The single-atom catalysts (SACs) with the maximum metal utilization efficiency exhibits the advantage of high ethylene selectivity compared with the cluster catalyst in the acetylene semi-hydrogenation reaction, however, the SACs also possess the disadvantages of poor activity and high-temperature stability. Thus, maintaining high reactivity and stability while achieving high ethylene selectivity faces a challenge. The coordination environment of the first metal atom is reasonably adjusted by coordinating with the second adjacent metal atom, which provides the possibility of stimulating the intrinsic reactivity of SACs and maintaining the atomic properties unchanged during the reaction.

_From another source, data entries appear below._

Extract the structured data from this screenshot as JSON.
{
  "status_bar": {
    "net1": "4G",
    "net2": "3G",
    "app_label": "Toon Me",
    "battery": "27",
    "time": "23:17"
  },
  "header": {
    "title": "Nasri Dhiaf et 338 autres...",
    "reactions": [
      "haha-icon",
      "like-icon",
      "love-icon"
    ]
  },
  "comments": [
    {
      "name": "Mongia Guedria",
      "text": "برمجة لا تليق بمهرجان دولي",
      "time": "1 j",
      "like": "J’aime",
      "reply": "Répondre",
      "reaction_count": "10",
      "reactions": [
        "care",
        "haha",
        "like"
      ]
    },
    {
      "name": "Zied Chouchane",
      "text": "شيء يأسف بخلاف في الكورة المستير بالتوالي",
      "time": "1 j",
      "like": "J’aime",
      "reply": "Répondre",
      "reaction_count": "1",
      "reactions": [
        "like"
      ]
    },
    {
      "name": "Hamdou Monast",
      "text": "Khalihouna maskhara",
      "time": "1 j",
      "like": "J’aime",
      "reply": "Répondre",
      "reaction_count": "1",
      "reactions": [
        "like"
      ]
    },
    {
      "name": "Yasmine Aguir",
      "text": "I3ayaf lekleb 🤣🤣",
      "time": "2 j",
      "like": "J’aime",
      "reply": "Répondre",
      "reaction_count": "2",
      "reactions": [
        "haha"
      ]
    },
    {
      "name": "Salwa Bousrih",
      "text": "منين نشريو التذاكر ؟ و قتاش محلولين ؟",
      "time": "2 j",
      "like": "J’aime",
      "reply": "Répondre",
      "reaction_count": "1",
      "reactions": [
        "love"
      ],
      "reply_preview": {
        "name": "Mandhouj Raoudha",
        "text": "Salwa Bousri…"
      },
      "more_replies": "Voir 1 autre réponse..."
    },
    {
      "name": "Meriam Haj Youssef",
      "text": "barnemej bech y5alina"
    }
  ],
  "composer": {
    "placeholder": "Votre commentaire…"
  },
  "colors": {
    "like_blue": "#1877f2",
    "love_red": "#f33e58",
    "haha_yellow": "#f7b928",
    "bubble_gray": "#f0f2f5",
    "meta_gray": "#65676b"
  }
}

Here, we prepared Pd1-Cun/Al2O3 catalysts with palladium single-atom species (Pd1) and copper cluster species (Cun) loaded on Al2O3 support by combining “anchoring” and “site isolation”, which effectively prevented the Pd1 transition to Pd cluster species (Pdn) during the reaction process while improving the activity of Pd1. The reaction evaluation results revealed that the activity of the Pd1-Cun/Al2O3 catalyst increased by 60 % compared with the Pd1/Al2O3 catalyst, and the stabilization time of ethylene selectivity (83 %) of Pd1-Cun/Al2O3 catalyst increased by > 100 h when the same conversion for both catalysts. The aberration-corrected high-angle annular dark-field scanning transmission electron microscopic (AC-HAADF-STEM), Diffuse reflectance Fourier transform infrared spectroscopy of CO adsorption (CO-DRIFTS) and X-ray photoelectron spectroscopy (XPS) showed that the “synergistic effect” of Cun and Pd1 is the main reason for the increase of reactivity, and the “site isolation” effect of Cun is a key factor in preventing the transition of Pd1 to Pdn. This method provides new research ideas for improving the activity of SACS and inhibiting the agglomeration of active centers.